As mentioned above, apocalyptic images are very dramatic: the sun will no longer shine,

the moon will turn dark, and the mountains will melt. Even if in Paul’s letters such

imagery is used very sparingly, if at all, he holds to no less a dramatic view (see 1

Corinthians 15). This language has lead many to hold that apocalyptic thinking

anticipates the end of a space-time universe.

However, we are likely much closer to 1st century Jewish thinking if we view

apocalyptic language as expressing in highly dramatic and picturesque mythological

imagery the conviction that God will not allow injustice, oppression, disease, and sin to

continue, and that God will intervene dramatically through his Messiah, through the

judgment of the nations, through resurrection, to bring about “a new heaven and a new

earth,” that is to say, God will bring creation—both heaven and earth—back to its

intended whole—what Paul calls the “new creation.” This does not bring history to a

close; it brings history as we know it to a close. It does not bring an end to the

relationship between humanity and God; it brings to an end to rebellion and alienation.

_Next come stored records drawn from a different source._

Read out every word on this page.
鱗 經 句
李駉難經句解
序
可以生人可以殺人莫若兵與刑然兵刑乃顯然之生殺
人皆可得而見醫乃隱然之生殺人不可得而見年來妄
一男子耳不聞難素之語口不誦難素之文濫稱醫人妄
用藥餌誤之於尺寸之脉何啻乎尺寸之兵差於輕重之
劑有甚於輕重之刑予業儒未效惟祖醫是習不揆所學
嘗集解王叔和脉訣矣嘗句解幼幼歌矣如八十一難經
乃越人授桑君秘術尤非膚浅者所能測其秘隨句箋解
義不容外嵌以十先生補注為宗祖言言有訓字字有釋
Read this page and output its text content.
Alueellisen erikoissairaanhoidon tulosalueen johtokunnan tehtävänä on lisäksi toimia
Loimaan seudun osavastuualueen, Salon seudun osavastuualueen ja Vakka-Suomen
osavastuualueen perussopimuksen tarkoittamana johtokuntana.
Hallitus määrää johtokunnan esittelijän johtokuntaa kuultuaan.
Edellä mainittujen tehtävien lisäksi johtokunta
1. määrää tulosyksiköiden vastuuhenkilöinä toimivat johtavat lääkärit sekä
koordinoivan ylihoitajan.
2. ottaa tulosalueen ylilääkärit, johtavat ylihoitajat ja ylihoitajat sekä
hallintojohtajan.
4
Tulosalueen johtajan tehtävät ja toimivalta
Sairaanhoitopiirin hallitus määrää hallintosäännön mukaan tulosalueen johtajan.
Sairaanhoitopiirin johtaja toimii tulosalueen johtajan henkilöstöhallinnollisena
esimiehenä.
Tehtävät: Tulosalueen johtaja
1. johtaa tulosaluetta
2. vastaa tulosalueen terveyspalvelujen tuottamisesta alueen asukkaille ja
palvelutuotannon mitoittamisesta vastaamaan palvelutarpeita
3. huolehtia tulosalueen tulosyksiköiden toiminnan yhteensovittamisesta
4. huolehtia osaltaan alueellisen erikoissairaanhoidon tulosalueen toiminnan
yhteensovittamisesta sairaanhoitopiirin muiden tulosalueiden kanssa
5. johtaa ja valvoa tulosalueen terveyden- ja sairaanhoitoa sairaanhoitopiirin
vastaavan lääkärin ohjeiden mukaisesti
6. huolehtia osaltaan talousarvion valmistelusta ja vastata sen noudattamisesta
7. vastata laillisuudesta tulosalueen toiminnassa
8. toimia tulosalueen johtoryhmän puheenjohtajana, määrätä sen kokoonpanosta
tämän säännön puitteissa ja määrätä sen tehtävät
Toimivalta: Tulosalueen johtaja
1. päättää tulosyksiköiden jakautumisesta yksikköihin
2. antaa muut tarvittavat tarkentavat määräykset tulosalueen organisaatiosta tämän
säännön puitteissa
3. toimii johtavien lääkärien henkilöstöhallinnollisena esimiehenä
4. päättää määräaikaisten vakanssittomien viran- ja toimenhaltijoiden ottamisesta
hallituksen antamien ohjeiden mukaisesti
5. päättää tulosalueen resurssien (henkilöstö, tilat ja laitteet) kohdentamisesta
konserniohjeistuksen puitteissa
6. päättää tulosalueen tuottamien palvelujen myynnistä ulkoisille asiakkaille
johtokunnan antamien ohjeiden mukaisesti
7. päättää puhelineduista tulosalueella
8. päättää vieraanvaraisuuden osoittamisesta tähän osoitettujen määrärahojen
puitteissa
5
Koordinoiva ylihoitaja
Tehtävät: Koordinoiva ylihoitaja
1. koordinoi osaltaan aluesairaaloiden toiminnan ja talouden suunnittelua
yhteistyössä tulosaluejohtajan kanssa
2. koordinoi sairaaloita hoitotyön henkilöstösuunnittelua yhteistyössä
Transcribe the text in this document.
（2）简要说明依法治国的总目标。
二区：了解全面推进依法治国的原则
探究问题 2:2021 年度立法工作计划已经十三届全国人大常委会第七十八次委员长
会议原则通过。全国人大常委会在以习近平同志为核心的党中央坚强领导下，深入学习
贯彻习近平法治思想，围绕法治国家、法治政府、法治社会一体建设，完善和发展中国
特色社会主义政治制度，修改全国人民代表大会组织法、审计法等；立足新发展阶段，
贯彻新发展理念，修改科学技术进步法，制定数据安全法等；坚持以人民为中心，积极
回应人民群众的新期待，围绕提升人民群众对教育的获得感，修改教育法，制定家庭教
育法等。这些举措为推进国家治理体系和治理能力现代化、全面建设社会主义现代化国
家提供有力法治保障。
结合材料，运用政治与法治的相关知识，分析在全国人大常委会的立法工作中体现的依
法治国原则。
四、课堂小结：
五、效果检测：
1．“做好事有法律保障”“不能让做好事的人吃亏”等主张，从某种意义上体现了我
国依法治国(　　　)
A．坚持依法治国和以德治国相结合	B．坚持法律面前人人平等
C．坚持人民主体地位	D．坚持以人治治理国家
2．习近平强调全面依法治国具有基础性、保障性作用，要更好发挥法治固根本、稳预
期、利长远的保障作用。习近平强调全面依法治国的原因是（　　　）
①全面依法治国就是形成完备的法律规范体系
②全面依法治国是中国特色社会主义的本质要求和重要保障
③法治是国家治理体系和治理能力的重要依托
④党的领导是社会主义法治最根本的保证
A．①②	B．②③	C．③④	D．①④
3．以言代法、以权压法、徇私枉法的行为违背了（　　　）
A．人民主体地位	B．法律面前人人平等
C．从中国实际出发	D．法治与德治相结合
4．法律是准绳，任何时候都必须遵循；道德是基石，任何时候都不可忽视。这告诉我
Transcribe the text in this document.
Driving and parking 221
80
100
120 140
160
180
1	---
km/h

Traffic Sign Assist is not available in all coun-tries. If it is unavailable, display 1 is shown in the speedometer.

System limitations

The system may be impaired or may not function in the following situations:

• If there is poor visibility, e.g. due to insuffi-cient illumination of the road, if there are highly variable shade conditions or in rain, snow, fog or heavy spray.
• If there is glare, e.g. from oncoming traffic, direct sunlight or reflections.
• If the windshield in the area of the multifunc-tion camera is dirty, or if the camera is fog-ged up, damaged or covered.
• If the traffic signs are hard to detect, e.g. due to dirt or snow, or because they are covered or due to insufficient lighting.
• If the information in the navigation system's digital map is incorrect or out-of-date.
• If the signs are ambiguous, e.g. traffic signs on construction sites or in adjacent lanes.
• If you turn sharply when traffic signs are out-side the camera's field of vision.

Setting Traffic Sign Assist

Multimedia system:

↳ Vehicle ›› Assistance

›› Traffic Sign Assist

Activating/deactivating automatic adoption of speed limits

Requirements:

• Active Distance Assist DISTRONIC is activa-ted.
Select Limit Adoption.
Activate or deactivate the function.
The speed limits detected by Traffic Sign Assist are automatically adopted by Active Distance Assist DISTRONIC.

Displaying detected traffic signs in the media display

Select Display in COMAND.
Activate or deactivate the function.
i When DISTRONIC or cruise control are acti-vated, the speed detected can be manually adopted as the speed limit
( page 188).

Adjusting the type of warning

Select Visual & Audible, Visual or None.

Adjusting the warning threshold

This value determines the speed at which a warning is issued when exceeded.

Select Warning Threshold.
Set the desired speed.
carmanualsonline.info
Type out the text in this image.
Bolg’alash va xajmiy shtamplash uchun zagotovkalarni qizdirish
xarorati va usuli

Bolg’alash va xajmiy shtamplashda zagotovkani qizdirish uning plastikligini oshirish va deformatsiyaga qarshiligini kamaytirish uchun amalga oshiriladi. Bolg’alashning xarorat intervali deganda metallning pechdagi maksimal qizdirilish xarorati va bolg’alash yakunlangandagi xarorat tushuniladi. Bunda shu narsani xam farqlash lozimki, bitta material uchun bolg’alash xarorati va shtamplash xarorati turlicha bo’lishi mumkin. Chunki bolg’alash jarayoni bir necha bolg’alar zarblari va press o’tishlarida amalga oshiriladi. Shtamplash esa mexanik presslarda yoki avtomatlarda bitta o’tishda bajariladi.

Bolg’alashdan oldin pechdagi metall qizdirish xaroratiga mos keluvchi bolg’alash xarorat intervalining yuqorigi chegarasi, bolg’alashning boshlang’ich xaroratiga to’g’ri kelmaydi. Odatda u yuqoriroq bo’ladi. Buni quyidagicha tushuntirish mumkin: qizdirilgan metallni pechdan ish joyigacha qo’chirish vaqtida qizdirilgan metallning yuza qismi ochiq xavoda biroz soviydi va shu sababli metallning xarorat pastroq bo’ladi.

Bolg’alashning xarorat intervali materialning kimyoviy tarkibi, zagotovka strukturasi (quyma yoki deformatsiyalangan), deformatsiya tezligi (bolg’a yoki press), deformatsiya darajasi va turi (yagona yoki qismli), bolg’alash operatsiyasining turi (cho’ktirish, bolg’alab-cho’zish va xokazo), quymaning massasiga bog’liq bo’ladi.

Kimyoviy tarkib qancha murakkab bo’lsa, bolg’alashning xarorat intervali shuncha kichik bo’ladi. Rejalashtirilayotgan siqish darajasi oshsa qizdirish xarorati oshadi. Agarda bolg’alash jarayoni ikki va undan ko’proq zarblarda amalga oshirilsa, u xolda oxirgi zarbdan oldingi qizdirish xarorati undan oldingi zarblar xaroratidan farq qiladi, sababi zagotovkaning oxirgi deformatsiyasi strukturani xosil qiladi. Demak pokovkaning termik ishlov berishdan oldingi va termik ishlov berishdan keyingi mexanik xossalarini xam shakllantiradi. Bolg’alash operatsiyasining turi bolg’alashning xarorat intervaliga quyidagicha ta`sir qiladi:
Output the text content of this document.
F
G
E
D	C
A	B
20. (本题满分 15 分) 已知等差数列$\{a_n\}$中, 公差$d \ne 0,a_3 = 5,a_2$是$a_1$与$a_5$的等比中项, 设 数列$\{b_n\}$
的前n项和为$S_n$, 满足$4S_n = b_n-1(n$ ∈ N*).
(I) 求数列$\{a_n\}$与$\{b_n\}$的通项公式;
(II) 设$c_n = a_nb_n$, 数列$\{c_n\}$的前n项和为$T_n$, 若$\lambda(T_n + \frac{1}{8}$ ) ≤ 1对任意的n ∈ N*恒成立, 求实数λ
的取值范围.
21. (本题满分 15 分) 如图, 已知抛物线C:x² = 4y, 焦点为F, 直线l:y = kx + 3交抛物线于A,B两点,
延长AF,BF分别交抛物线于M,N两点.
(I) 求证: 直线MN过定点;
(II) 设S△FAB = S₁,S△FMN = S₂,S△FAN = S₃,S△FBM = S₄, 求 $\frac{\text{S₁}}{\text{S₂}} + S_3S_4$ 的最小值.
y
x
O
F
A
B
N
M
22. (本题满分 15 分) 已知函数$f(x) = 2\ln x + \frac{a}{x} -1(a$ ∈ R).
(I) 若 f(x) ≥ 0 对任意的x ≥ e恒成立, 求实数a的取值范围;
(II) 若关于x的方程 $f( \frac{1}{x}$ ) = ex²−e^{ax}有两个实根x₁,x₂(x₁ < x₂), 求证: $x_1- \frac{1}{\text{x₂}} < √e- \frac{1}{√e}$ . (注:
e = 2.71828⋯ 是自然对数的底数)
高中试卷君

This is not the cessation of the ages; it is the breaking in of a “new age”. The radical

changes anticipated in apocalyptic imagery will be “earth-shattering,” even if what will

be shattered will be the forces that wreck creation through greed, oppression, and

violence. Creation itself can’t wait! (Rom 8:18-25).

f. apocalyptic: a theology of resistance and hope

Paul and his co-religionists saw themselves as the vanguard of the impending invasion of

God’s future. They thus believed the structures of the “old world” to be caving in and

disappearing, even if that was not obvious to those with a grip on the levers of imperial

power (see 1 Thess 5:1-11; 1 Cor 15:20-28). Rome’s days were numbered, as were those

of the puppet master, Satan (Rom 16:20). This is Jewish resistance theology, having

passed through the prism of Jesus’ ministry, death, and resurrection, and the shaped by

the intense expectation of the Messiah’s imminent appearing to complete the revolution

(1 Thess 4:13-14).

See also Thomas R. Yoder Neufeld, Recovering Jesus: the Witness of the New Testament

(Brazos, 2007), pp. 133-36, parts of which are adapted here.